Most rays have developed heavy, rounded teeth for crushing the shells of bottom-dwelling species such as snails, clams, oysters, crustaceans, and some fish, depending on the species. Manta rays feed on plankton. No ray can kill humans, but the stingray can inflict a painful sting.

Main Types of Rays


Main article: Stingrays

Stingrays, or whiprays (family Dasyatidae), are named for the wounds they inflict by lashing its tail, which are generally much longer than their bodies, that has rows of spines along it; the spines contain a poison that causes pain and/or (depending on the species). Some species' toxins can be fatal to humans.

Eagle Rays

Main article: Eagle rays

Most eagle rays (family Mylobatidae) have one poison-carrying spine on its tail.

Cow Nose Rays

Main article: Cow nose rays

Manta Rays

Main article: Manta rays

Manta rays (family Mobulidae) swim in the upper waters of the open sea, and may weigh up to 3,000 lb. (1360 kg), with a width of up to 22 ft (7 m). Mantas are filter-feeders, unlike most rays. They use their pair of horns at the front of the head to drive small prey into its mouth.

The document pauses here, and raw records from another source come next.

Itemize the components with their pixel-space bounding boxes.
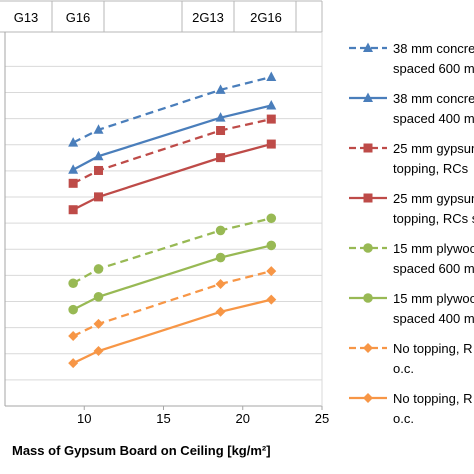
square-marker — [266, 139, 276, 149]
diamond-marker — [93, 346, 104, 357]
circle-marker — [93, 264, 104, 274]
legend-label: 38 mm concre — [393, 91, 474, 106]
legend-label: 38 mm concre — [393, 41, 474, 56]
legend-label: topping, RCs s — [393, 211, 474, 226]
square-marker — [363, 193, 373, 203]
diamond-marker — [215, 306, 226, 317]
series-4 — [68, 139, 276, 215]
legend-label: spaced 600 m — [393, 61, 474, 76]
legend-item: No topping, R o.c. — [349, 341, 473, 376]
series-line — [72, 298, 272, 365]
series-line — [72, 270, 272, 338]
header-label: G13 — [14, 10, 39, 25]
circle-marker — [266, 213, 277, 224]
circle-marker — [68, 304, 78, 315]
legend-label: spaced 400 m — [393, 111, 474, 126]
triangle-marker — [266, 71, 277, 81]
square-marker — [266, 114, 276, 124]
series-line — [72, 142, 272, 211]
square-marker — [216, 126, 226, 136]
diamond-marker — [363, 343, 373, 353]
square-marker — [68, 205, 78, 215]
circle-marker — [363, 293, 373, 303]
legend-item: 15 mm plywoo spaced 400 m — [349, 291, 474, 326]
legend-label: 25 mm gypsum — [393, 141, 474, 156]
chart-header-row: G13 G16 2G13 2G16 — [0, 0, 323, 33]
series-line — [72, 117, 272, 185]
legend-item: No topping, R o.c. — [349, 391, 473, 426]
legend-item: 38 mm concre spaced 600 m — [349, 41, 474, 76]
diamond-marker — [215, 278, 226, 289]
circle-marker — [93, 292, 104, 302]
square-marker — [94, 192, 104, 202]
legend-label: 15 mm plywoo — [393, 241, 474, 256]
series-line — [72, 217, 272, 285]
series-line — [72, 244, 272, 311]
diamond-marker — [68, 358, 79, 369]
legend-label: topping, RCs — [393, 161, 469, 176]
triangle-marker — [363, 42, 373, 52]
legend-label: 25 mm gypsum — [393, 191, 474, 206]
series-5 — [68, 213, 277, 289]
x-tick-label: 20 — [236, 411, 250, 426]
series-6 — [68, 240, 277, 315]
series-2 — [68, 100, 277, 174]
legend: 38 mm concre spaced 600 m 38 mm concre spac… — [349, 41, 474, 426]
header-label: 2G16 — [250, 10, 282, 25]
series-line — [72, 104, 272, 171]
triangle-marker — [363, 92, 373, 102]
legend-label: o.c. — [393, 411, 414, 426]
series-3 — [68, 114, 276, 188]
series-1 — [68, 71, 277, 147]
legend-item: 15 mm plywoo spaced 600 m — [349, 241, 474, 276]
header-label: 2G13 — [192, 10, 224, 25]
diamond-marker — [93, 318, 104, 329]
square-marker — [363, 143, 373, 153]
legend-item: 38 mm concre spaced 400 m — [349, 91, 474, 126]
header-label: G16 — [66, 10, 91, 25]
circle-marker — [68, 278, 78, 289]
x-tick-label: 15 — [156, 411, 170, 426]
circle-marker — [215, 225, 226, 236]
triangle-marker — [68, 137, 79, 147]
triangle-marker — [93, 150, 104, 161]
square-marker — [216, 153, 226, 163]
triangle-marker — [93, 124, 104, 134]
x-tick-labels: 10 15 20 25 — [77, 406, 329, 426]
x-axis-label: Mass of Gypsum Board on Ceiling [kg/m²] — [12, 443, 271, 458]
triangle-marker — [215, 112, 226, 122]
legend-label: spaced 400 m — [393, 311, 474, 326]
series-layer — [68, 71, 277, 369]
legend-item: 25 mm gypsum topping, RCs s — [349, 191, 474, 226]
legend-label: o.c. — [393, 361, 414, 376]
legend-label: No topping, R — [393, 341, 473, 356]
circle-marker — [266, 240, 277, 251]
circle-marker — [363, 243, 373, 253]
series-7 — [68, 266, 277, 342]
triangle-marker — [266, 100, 277, 110]
series-line — [72, 75, 272, 144]
x-tick-label: 10 — [77, 411, 91, 426]
circle-marker — [215, 252, 226, 263]
diamond-marker — [68, 331, 79, 342]
triangle-marker — [215, 84, 226, 94]
diamond-marker — [266, 294, 277, 305]
diamond-marker — [363, 393, 373, 403]
legend-label: spaced 600 m — [393, 261, 474, 276]
x-tick-label: 25 — [315, 411, 329, 426]
square-marker — [68, 178, 78, 188]
square-marker — [94, 165, 104, 175]
legend-label: 15 mm plywoo — [393, 291, 474, 306]
diamond-marker — [266, 266, 277, 277]
triangle-marker — [68, 164, 79, 174]
legend-label: No topping, R — [393, 391, 473, 406]
series-8 — [68, 294, 277, 369]
legend-item: 25 mm gypsum topping, RCs — [349, 141, 474, 176]
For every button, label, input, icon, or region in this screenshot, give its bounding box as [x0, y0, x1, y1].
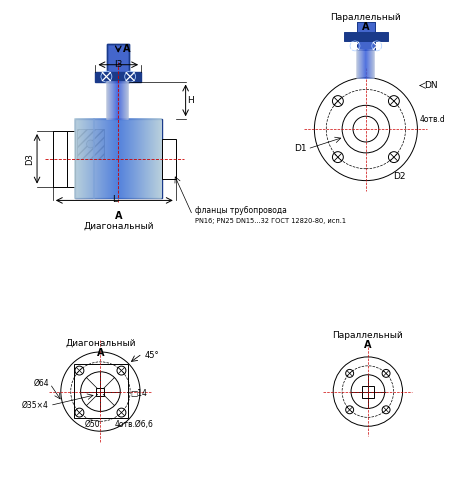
Bar — [96, 387, 104, 396]
Bar — [77, 129, 104, 159]
Text: Диагональный: Диагональный — [83, 222, 153, 231]
Text: DN: DN — [423, 81, 437, 90]
Text: Ø64: Ø64 — [33, 379, 49, 388]
Text: A: A — [364, 340, 371, 350]
Bar — [107, 44, 129, 81]
Text: 45°: 45° — [144, 351, 159, 360]
Text: Ø50: Ø50 — [84, 420, 100, 429]
Text: 4отв.d: 4отв.d — [419, 115, 444, 123]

The prey is caught in a strainer and swallowed, the ray lets the extra water pass outward through its gills.

Electric rays

Main article: Electric rays

Electric rays, or torpedoes (family Torpedinidae), have organs in their wings that generate electric current. They are used to immobilize prey and for defense. The current is strong enough to stun humans, and it is said that the ancient Greeks used these fish for shock therapy.


Main article: sawfishes

Sawfishes (family Pristidae) are sharklike in form, having tails used for swimming and smaller pectoral fins that most rays. The pectoral fins are attached above the gills as in all rays, giving the fishes a broad-headed appearance. They have long, flat snouts with a row of tooth-like projections on either side. The snouts are up to 6 ft (1.8 m) long, and 1 ft (30 cm) wide, and are used for slashing and impaling small fishes and to probe in the mud for imbedded animals. sawfishes can enter freshwater rivers and lakes. Some species reach a total length of 20 ft (6 m). Sawfishes are rays, and should not be confused with saw sharks, which are sharks.


Main article: Guitarfishes

The guitarfishes (family Rhinobatidae) are have a body structure similar that of the sawfish.